The Deparment of Physics also hosted a number of events based on giving talks about science to a visually impaired audience. Australian astrophysicist Dr Nic Bonne, who is visually impaired himself, gave a talk on how to make astronomy, described in the event as ‘one of the most visual sciences’, more accessible. Bonne is the project leader for ‘The Tactile Universe’, a public enagement project which aims to enable members of the visually impaired community to engage with new research into astronomy and cosmology. Its current focus is on creating ‘3D digitally modelled tactile versions of galaxy images.’

Oxford Brookes also hosted a symposium on ‘Diversity and Awareness in STEM’ across the University. The symposium included talks on a range of topics, from a lecture focusing on the history of LGBT+ people in STEM to a panel discussion about how best to make STEM subjects more diverse.

Oxford Area LGBT University Staff, who organised the event, told Cherwell: “Smashing barriers in Science: and evening in conversation with Dr Priyanka Dhopade, Dr Izzy Jayasinghe, and Prof Rachel Oliver’ was a discussion of real solutions to tackle institutional barriers and ways that we can pressure institutions to improve equity in academic STEM. There can be no doubt that people seen as ‘diverse’ face real barriers, whether direct (such as discrimination) or indirect (such as unconscious bias); all our speakers had personal stories to share.

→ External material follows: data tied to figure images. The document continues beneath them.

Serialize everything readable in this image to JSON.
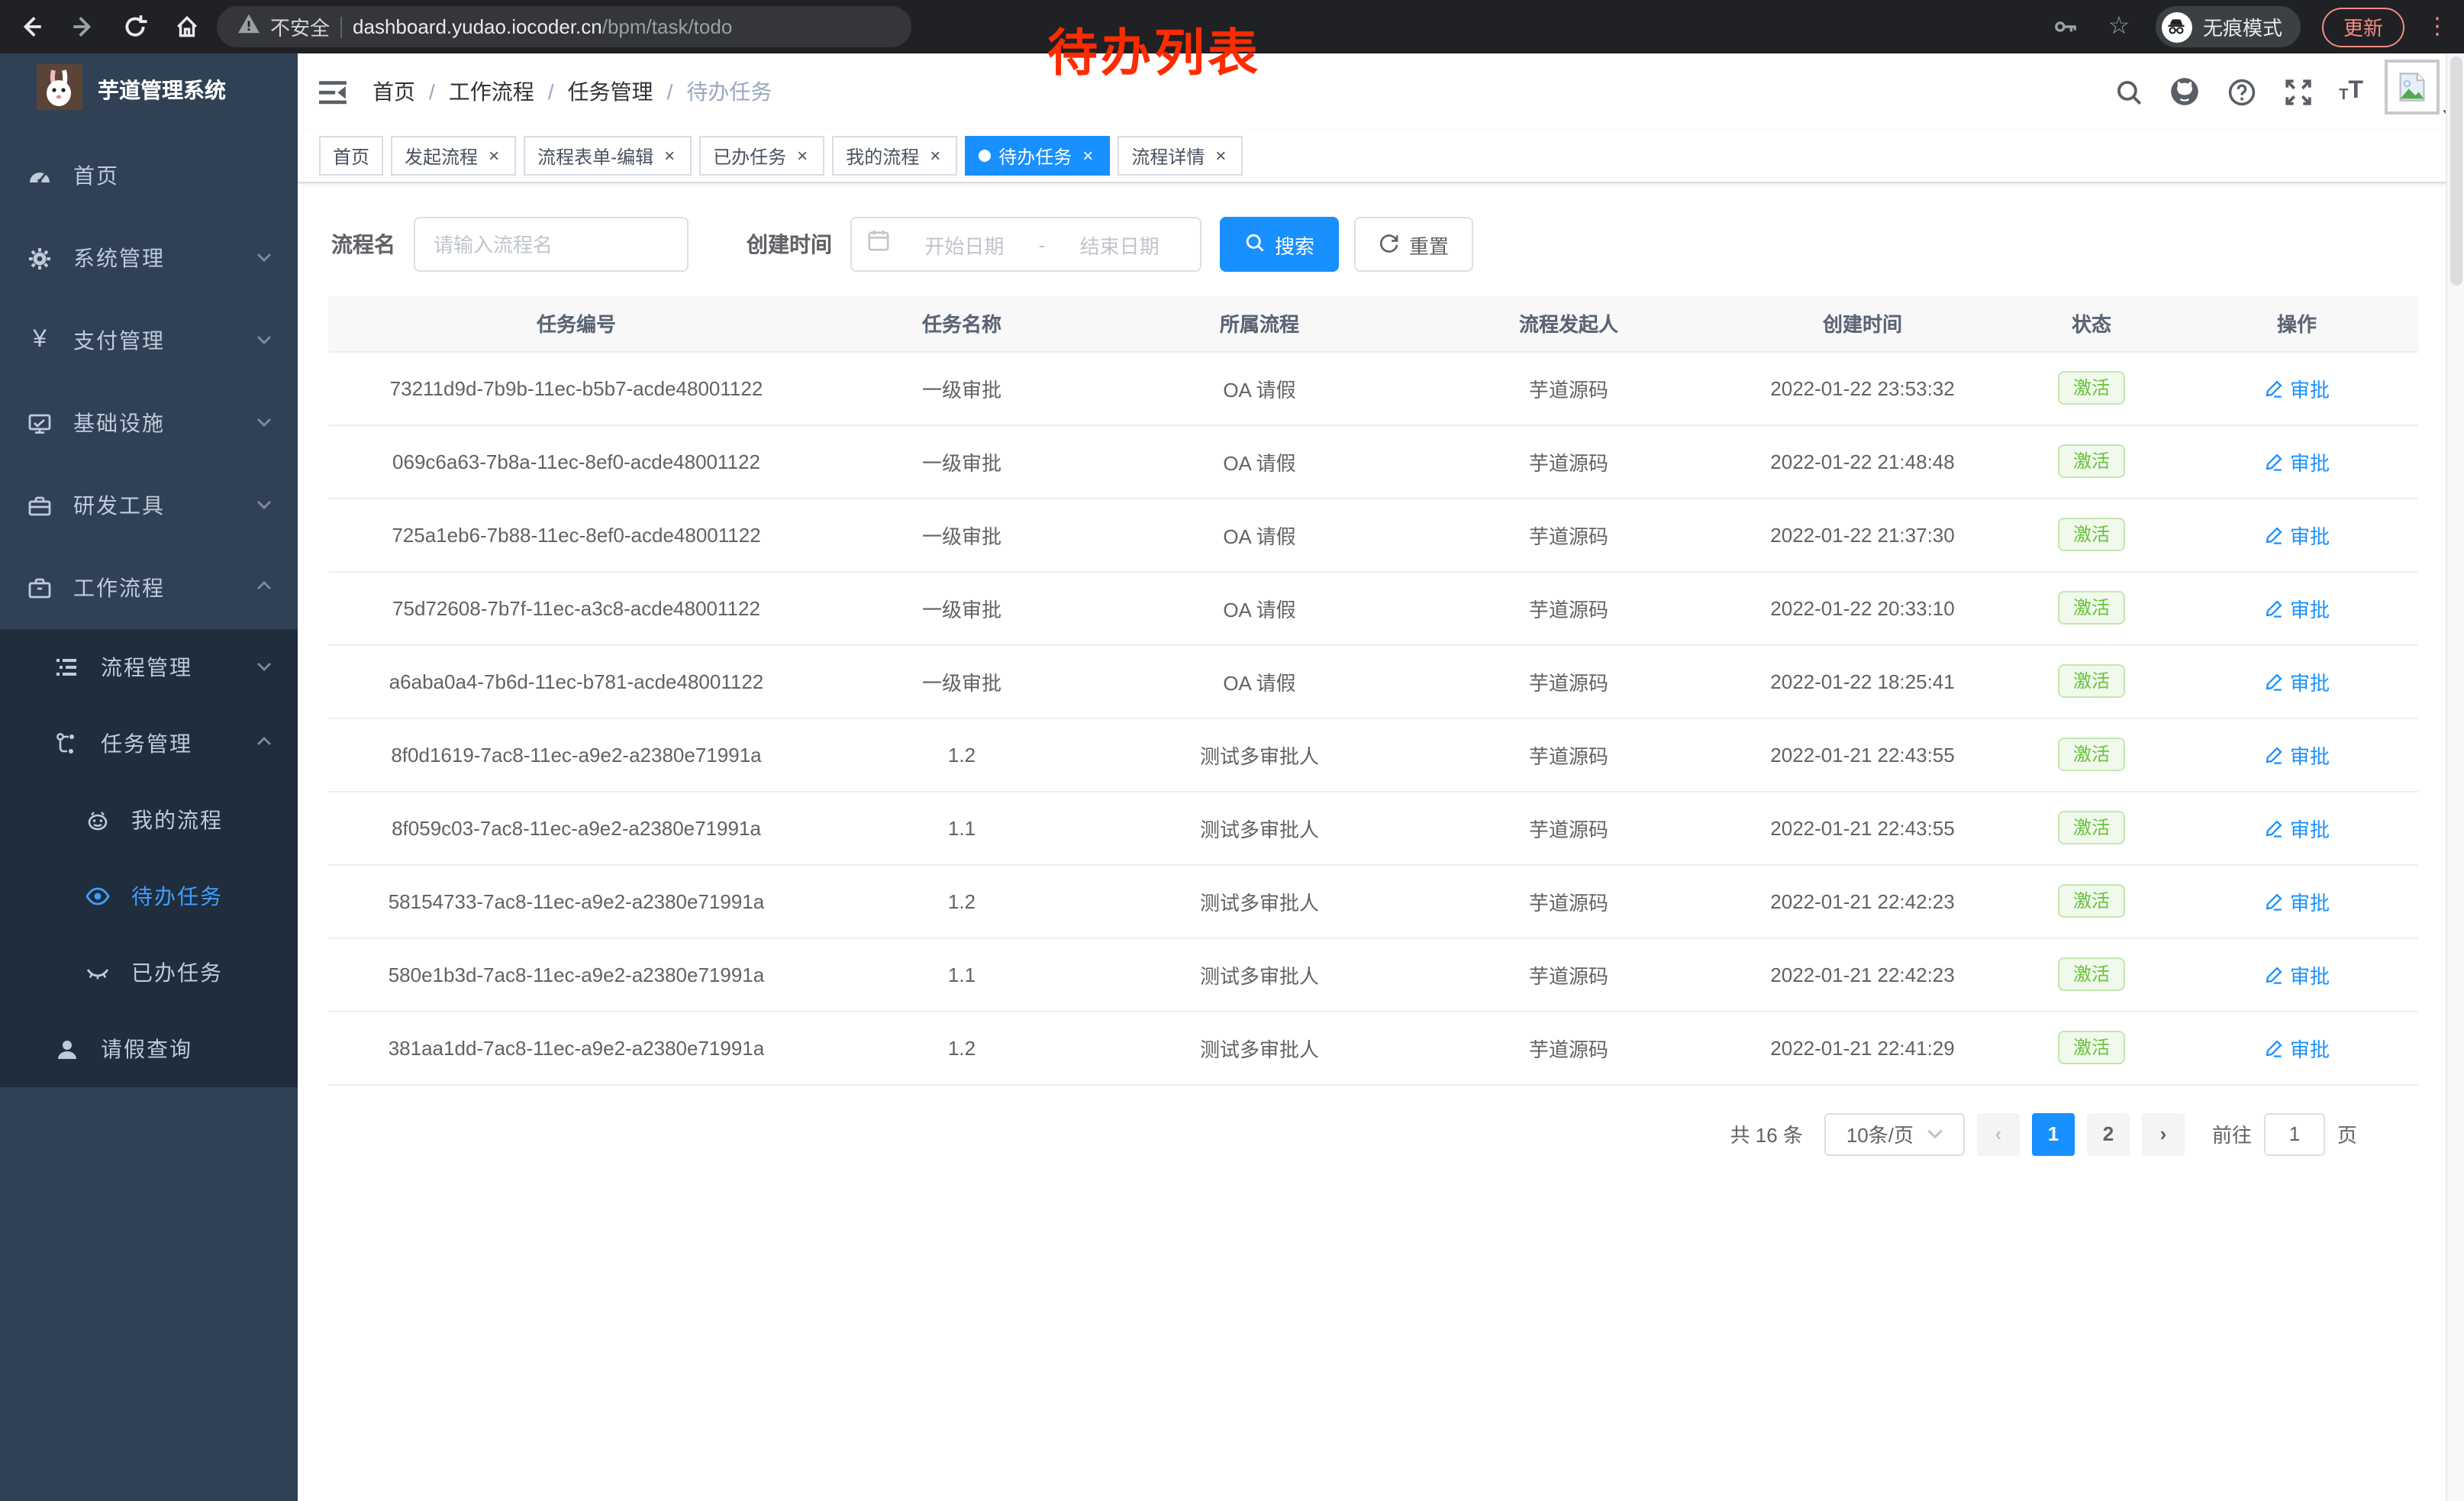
{
  "browser": {
    "security_label": "不安全",
    "url_host": "dashboard.yudao.iocoder.cn",
    "url_path": "/bpm/task/todo",
    "incognito_label": "无痕模式",
    "update_label": "更新",
    "icons": {
      "back": "arrow-left-icon",
      "forward": "arrow-right-icon",
      "reload": "reload-icon",
      "home": "home-icon",
      "warning": "warning-icon",
      "key": "key-icon",
      "star": "star-icon",
      "incognito": "incognito-icon",
      "menu": "kebab-menu-icon"
    }
  },
  "glyphs": {
    "star": "☆",
    "kebab": "⋮",
    "close": "×",
    "caret": "▾"
  },
  "annotation": {
    "text": "待办列表",
    "color": "#fe2b00"
  },
  "sidebar": {
    "logo_title": "芋道管理系统",
    "logo_icon": "rabbit-logo",
    "items": [
      {
        "label": "首页",
        "icon": "gauge-icon"
      },
      {
        "label": "系统管理",
        "icon": "gear-icon",
        "chevron": "down"
      },
      {
        "label": "支付管理",
        "icon": "yen-icon",
        "chevron": "down",
        "yen_glyph": "¥"
      },
      {
        "label": "基础设施",
        "icon": "monitor-icon",
        "chevron": "down"
      },
      {
        "label": "研发工具",
        "icon": "toolbox-icon",
        "chevron": "down"
      },
      {
        "label": "工作流程",
        "icon": "briefcase-icon",
        "chevron": "up"
      }
    ],
    "submenu": [
      {
        "label": "流程管理",
        "icon": "tree-list-icon",
        "chevron": "down"
      },
      {
        "label": "任务管理",
        "icon": "flow-icon",
        "chevron": "up"
      }
    ],
    "task_items": [
      {
        "label": "我的流程",
        "icon": "robot-icon",
        "active": false
      },
      {
        "label": "待办任务",
        "icon": "eye-icon",
        "active": true
      },
      {
        "label": "已办任务",
        "icon": "eye-closed-icon",
        "active": false
      }
    ],
    "leave_item": {
      "label": "请假查询",
      "icon": "user-icon"
    }
  },
  "header": {
    "breadcrumb": [
      "首页",
      "工作流程",
      "任务管理",
      "待办任务"
    ],
    "separator": "/",
    "right_icons": [
      "search-icon",
      "github-icon",
      "help-icon",
      "fullscreen-icon",
      "fontsize-icon",
      "avatar",
      "chevron-down-icon"
    ],
    "fontsize_small": "T",
    "fontsize_large": "T"
  },
  "tabs": [
    {
      "label": "首页",
      "closable": false,
      "active": false
    },
    {
      "label": "发起流程",
      "closable": true,
      "active": false
    },
    {
      "label": "流程表单-编辑",
      "closable": true,
      "active": false
    },
    {
      "label": "已办任务",
      "closable": true,
      "active": false
    },
    {
      "label": "我的流程",
      "closable": true,
      "active": false
    },
    {
      "label": "待办任务",
      "closable": true,
      "active": true
    },
    {
      "label": "流程详情",
      "closable": true,
      "active": false
    }
  ],
  "filters": {
    "name_label": "流程名",
    "name_placeholder": "请输入流程名",
    "time_label": "创建时间",
    "start_placeholder": "开始日期",
    "range_separator": "-",
    "end_placeholder": "结束日期",
    "search_label": "搜索",
    "reset_label": "重置",
    "calendar_icon": "calendar-icon",
    "search_icon": "search-icon",
    "reset_icon": "refresh-icon"
  },
  "table": {
    "columns": [
      "任务编号",
      "任务名称",
      "所属流程",
      "流程发起人",
      "创建时间",
      "状态",
      "操作"
    ],
    "action_label": "审批",
    "action_icon": "edit-pen-icon",
    "status_color": "#67c23a",
    "rows": [
      {
        "id": "73211d9d-7b9b-11ec-b5b7-acde48001122",
        "name": "一级审批",
        "process": "OA 请假",
        "initiator": "芋道源码",
        "time": "2022-01-22 23:53:32",
        "status": "激活"
      },
      {
        "id": "069c6a63-7b8a-11ec-8ef0-acde48001122",
        "name": "一级审批",
        "process": "OA 请假",
        "initiator": "芋道源码",
        "time": "2022-01-22 21:48:48",
        "status": "激活"
      },
      {
        "id": "725a1eb6-7b88-11ec-8ef0-acde48001122",
        "name": "一级审批",
        "process": "OA 请假",
        "initiator": "芋道源码",
        "time": "2022-01-22 21:37:30",
        "status": "激活"
      },
      {
        "id": "75d72608-7b7f-11ec-a3c8-acde48001122",
        "name": "一级审批",
        "process": "OA 请假",
        "initiator": "芋道源码",
        "time": "2022-01-22 20:33:10",
        "status": "激活"
      },
      {
        "id": "a6aba0a4-7b6d-11ec-b781-acde48001122",
        "name": "一级审批",
        "process": "OA 请假",
        "initiator": "芋道源码",
        "time": "2022-01-22 18:25:41",
        "status": "激活"
      },
      {
        "id": "8f0d1619-7ac8-11ec-a9e2-a2380e71991a",
        "name": "1.2",
        "process": "测试多审批人",
        "initiator": "芋道源码",
        "time": "2022-01-21 22:43:55",
        "status": "激活"
      },
      {
        "id": "8f059c03-7ac8-11ec-a9e2-a2380e71991a",
        "name": "1.1",
        "process": "测试多审批人",
        "initiator": "芋道源码",
        "time": "2022-01-21 22:43:55",
        "status": "激活"
      },
      {
        "id": "58154733-7ac8-11ec-a9e2-a2380e71991a",
        "name": "1.2",
        "process": "测试多审批人",
        "initiator": "芋道源码",
        "time": "2022-01-21 22:42:23",
        "status": "激活"
      },
      {
        "id": "580e1b3d-7ac8-11ec-a9e2-a2380e71991a",
        "name": "1.1",
        "process": "测试多审批人",
        "initiator": "芋道源码",
        "time": "2022-01-21 22:42:23",
        "status": "激活"
      },
      {
        "id": "381aa1dd-7ac8-11ec-a9e2-a2380e71991a",
        "name": "1.2",
        "process": "测试多审批人",
        "initiator": "芋道源码",
        "time": "2022-01-21 22:41:29",
        "status": "激活"
      }
    ]
  },
  "pagination": {
    "total": "共 16 条",
    "page_size": "10条/页",
    "prev_glyph": "‹",
    "next_glyph": "›",
    "pages": [
      "1",
      "2"
    ],
    "active_page": "1",
    "goto_label": "前往",
    "goto_value": "1",
    "unit_label": "页"
  },
  "colors": {
    "accent_blue": "#1890ff",
    "sidebar_bg": "#304156",
    "submenu_bg": "#1f2d3d",
    "sidebar_text": "#bfcbd9",
    "active_link": "#409eff",
    "badge_green": "#67c23a",
    "badge_bg": "#f0f9eb",
    "chrome_bg": "#202124",
    "update_red": "#f28b82"
  }
}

“The first thing academia needs to do is acknowledge these barriers exist and that our current solutions do not go far enough. Yet, we also heard of success stories, real improvements being made and national initiative that that mobilising to tackle these barriers not only for one group, but intersectionality to make truly for all, such as the TIGERS and The Inclusion Group for Equity in Research in STEM.”